Hubungan antara Taqwa dan Kemudahan Rezeki

By: agussyafii

Insan Mulia ketika menghadapi kesulitan dalam hidupnya niscaya berusaha mencari jalan pemecahannya (problem solving). Dalam hal ini ada yang tetap memperhatikan nilai-nilai moral, tetapi ada juga yang menghalalkan segala cara. Menurut Alquran, sesulit apapun keadaan, jika dalam pemecahan masalah itu mengikuti jalan takwa, niscaya Alloh SWT akan memberikan jalan keluar yang aman, dan bahkan ditanggung akan memperoleh rezeki dari jalan yang tidak diperhitungkan; wa man yattaqillah yaj’al lahu makhraja wa yarzuqhu min haytsu la yahtasib (Q / 65:2).
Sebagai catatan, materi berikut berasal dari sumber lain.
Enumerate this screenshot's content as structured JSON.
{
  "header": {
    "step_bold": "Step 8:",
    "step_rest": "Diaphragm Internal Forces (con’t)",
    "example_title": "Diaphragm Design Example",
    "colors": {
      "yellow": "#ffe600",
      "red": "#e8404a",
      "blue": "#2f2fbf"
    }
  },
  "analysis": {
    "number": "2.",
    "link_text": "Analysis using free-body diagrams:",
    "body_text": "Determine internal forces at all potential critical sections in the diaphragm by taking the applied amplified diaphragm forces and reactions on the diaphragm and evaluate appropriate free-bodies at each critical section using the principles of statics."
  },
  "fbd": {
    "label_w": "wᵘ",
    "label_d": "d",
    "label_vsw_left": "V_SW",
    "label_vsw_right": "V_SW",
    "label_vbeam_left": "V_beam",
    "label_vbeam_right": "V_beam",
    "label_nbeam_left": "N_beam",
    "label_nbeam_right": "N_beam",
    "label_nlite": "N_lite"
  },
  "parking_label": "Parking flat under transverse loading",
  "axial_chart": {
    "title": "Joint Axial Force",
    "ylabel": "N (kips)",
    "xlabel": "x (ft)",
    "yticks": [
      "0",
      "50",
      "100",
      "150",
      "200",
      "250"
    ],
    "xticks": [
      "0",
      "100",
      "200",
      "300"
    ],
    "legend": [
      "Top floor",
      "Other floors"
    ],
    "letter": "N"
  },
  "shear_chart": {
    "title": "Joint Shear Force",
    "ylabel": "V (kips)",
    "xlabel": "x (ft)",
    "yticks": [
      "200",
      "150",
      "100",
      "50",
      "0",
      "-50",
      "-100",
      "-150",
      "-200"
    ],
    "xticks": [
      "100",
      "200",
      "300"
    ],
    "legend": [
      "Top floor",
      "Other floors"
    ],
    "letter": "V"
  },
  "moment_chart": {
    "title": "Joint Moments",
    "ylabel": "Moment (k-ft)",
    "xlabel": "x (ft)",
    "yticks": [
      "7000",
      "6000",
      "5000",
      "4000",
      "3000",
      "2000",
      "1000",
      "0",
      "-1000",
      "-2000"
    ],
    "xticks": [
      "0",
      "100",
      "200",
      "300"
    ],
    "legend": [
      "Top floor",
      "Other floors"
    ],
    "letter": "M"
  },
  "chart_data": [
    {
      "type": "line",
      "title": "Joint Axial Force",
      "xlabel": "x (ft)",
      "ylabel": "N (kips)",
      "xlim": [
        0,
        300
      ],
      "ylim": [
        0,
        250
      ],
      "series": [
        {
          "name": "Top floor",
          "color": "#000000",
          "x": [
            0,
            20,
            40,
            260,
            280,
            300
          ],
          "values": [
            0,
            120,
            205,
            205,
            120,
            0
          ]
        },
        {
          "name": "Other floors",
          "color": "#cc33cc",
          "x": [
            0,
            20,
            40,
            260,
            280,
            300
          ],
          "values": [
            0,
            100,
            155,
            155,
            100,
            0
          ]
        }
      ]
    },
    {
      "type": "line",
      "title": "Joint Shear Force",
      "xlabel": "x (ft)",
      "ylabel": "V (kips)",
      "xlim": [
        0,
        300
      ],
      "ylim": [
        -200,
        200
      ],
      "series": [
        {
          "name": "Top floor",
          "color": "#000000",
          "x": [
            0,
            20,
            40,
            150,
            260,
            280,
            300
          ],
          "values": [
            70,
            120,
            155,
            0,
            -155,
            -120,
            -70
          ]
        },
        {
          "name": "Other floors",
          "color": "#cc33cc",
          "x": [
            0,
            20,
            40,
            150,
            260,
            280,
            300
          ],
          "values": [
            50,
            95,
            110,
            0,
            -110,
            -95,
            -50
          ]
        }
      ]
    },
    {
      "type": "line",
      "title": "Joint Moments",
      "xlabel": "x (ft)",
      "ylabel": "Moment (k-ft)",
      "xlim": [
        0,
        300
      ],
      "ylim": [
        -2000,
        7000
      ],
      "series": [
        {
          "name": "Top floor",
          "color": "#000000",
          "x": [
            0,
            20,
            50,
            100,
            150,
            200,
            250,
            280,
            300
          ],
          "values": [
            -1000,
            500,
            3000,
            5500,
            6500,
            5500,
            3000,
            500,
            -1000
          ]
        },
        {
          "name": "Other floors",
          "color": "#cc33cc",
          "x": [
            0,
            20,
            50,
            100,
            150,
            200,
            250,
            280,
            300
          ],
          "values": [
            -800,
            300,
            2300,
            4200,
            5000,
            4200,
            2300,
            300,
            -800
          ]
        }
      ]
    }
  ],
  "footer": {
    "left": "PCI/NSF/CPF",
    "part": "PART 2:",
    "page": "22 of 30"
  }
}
Ayat ini berhubungan dengan problem keluarga. Dalam problem bangsa atau masyarakat luas, sumberdaya alam menjadi tidak relevan dengan kemakmuran, jumlah senjata menjadi tidak relevan dengan kelancaran pekerjaan. Menurut Alquran hal ini disebabkan dicabutnya keberkahan dari masyarakat atau bangsa itu.
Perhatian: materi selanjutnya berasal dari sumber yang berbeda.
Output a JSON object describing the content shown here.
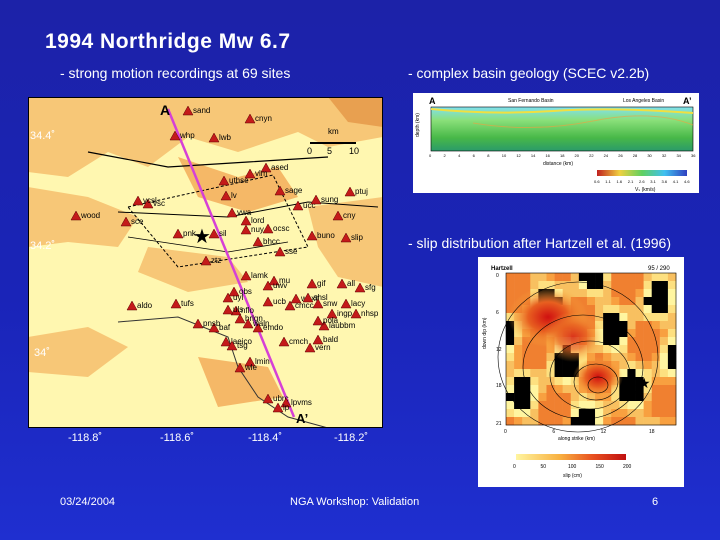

Berkah adalah terkumpulnya kebaikan ilahiyyah pada sesuatu, pada seseorang, pada suatu waktu, pada suatu tempat, sehinggga nikmat Alloh SWT terdayaguna secara optimal. Menurut Alquran, hilangnya keberkahan itu berkaitan dengan perilaku masyarakat yang tidak lagi mencerminkan iman dan taqwa adalah kejujuran, tanggung jawab, amanah dan keadilan. Jika nilai-nilai tersebut diabaikan oleh masyarakat maka sumberdaya alam, sumberdaya manusia, dan sumberdaya lainnya tidak akan fungsional bagi kesejahteraan hidup manusia.

Jikalau sekiranya penduduk negeri-negeri beriman dan bertaqwa, pastilah kami akan melimpahkan kepada mereka berkah dari langit dan bumi; tetapi mereka mendustakan (ayat-ayat kami) itu; maka, kami siksa mereka disebabkan perbuatannya.